Municipalities dependent on the energy sector in Texas are suffering steep declines in sales tax revenue, widely considered to be one of the earliest revenue sources to be affected by downturns. In the Lone Star State, the sales tax collected dropped 7.1% in May compared to a year-ago period, according to a recent release from Texas Comptroller Glenn Hegar, who blamed the decline on drops in collections from oil- and gas-related sectors.
The impact on property tax revenue and valuation will become clearer next year, said John Knox, a partner at Orrick, Herrington & Sutcliffe LLP.
“Sales tax is definitely faster to hit, and those effects can happen fairly quickly,” said Knox. “By the time that oil price declines find their way onto the property tax rolls it could be a couple of years.”
Knox, who is a member of Orrick’s Municipal Fiscal Distress Task Force, said the firm gets “calls all the time” from issuers and their consultants wanting to talk about the options for dealing with municipal distress. But he hasn’t heard much yet on the oil front, he said.
The City of Odessa, near the Texas Permian Basin oil field, has seen its sales tax revenue drop by 22% so far this fiscal year compared to the same period last year.
The decline sparked a downgrade from Moody’s Investors Service on 21 April. The ratings agency dropped the city’s limited-tax general obligation bonds to Aa3 from Aa2 and assigned a negative outlook, warning that weak sales tax performance could challenge the city’s ability to balance operations over time.
“We understand where our city is located and maybewe would definitely like to and we attempt to diversify as much as we can in our sales tax realm,” said Konrad Hildebrandt, assistant city manager over administration. “But that being said, we’re still tied to the oil and gas industry, that’s who we are.”
So far, property taxes, which make up 28% of the city’s general fund, have stayed “surprisingly stable,” Hildebrandt said.
“We’re down 9% in building permits, but we’re still issuing them,” he said. “We still have a growth in appraised value but …. Looking at fiscal year 2017 we’re probably going to budget for the status quo.” The city’s fiscal year begins 1 October.
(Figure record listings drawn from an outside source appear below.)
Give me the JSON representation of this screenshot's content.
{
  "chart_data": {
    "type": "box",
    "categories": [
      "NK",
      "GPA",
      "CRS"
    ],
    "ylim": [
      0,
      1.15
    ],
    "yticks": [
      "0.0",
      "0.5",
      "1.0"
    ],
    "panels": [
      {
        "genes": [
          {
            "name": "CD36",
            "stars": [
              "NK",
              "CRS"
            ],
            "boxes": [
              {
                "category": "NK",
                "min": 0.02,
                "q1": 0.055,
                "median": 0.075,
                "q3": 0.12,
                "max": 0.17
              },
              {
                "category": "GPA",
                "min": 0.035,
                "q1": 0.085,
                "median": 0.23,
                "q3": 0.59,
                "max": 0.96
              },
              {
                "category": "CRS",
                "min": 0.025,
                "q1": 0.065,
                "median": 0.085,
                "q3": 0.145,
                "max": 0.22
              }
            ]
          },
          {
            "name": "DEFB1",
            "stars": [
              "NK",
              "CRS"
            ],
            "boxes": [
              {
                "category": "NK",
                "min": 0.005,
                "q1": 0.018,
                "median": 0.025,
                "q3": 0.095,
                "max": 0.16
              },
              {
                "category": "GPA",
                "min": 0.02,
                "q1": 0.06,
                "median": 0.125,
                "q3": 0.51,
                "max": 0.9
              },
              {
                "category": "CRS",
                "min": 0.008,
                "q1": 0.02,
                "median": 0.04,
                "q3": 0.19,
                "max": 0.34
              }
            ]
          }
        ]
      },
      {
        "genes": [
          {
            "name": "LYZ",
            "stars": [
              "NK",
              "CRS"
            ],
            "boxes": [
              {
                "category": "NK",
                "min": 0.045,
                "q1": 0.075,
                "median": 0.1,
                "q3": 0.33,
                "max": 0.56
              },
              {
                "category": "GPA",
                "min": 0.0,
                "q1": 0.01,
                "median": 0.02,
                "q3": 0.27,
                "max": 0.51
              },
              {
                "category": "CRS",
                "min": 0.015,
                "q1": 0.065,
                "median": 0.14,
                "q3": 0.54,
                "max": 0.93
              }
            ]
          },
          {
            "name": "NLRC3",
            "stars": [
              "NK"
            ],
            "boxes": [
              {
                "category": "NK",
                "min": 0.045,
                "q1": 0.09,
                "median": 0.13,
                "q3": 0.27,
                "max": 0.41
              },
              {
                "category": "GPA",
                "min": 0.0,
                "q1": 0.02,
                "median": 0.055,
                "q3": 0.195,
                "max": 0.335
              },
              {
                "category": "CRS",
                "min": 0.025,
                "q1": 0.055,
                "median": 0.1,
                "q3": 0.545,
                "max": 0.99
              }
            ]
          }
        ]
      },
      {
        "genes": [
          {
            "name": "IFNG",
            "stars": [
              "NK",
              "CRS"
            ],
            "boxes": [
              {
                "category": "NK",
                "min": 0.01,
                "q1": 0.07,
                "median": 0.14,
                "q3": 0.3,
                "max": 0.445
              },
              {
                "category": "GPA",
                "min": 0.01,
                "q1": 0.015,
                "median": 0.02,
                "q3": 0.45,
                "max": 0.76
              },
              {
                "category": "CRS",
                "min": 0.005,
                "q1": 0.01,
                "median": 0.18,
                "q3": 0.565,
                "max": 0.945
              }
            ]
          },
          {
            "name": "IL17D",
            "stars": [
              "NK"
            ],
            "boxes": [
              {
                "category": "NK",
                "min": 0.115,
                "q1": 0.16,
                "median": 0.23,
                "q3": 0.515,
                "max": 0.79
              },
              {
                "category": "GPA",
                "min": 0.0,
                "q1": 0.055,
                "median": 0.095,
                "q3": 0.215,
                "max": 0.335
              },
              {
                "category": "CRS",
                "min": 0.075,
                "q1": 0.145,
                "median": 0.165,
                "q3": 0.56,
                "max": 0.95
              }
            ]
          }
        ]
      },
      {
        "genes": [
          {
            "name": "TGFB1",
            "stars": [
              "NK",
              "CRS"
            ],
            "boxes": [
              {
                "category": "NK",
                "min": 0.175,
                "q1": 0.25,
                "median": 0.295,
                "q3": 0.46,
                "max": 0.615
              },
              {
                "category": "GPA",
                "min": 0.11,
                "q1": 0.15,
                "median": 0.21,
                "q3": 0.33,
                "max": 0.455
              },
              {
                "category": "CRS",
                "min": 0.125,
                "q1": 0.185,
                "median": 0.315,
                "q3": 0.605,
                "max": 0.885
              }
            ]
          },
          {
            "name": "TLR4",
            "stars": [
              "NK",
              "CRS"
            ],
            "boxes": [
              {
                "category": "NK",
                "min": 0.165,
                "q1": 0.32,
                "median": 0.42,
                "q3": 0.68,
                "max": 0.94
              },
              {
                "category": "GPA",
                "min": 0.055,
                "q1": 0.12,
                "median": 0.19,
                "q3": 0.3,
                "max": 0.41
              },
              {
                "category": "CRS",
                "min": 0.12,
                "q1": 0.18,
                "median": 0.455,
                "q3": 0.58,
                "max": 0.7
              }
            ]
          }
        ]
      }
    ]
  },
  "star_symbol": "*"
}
Patrick O’Keefe, CEO of Michigan-based consulting firm O’Keefe, which specializes in restructuring, agreed it’s still early for widespread fallout and added that some cities can take a beating before being driven to the point of filing for Chapter 9.
“To the extent that tax revenues get impacted by the collapse in oil and gas, that would cause some hemorrhaging on the municipal level, but it usually takes a long time,” he said. “The housing industry in Houston fell apart in the early 1980s,” he added. “It took them 20 years to recover, but Houston never filed.”
Many cities in oil country face more challenges, such as larger unfunded retirement obligations, now than they did in the 1980s, warned the bankruptcy attorney.
“The municipalities were in much better shape back in the 80s, now there are some that have dug themselves quite a hole,” the attorney said. “They’re going to start running out of runway pretty soon.”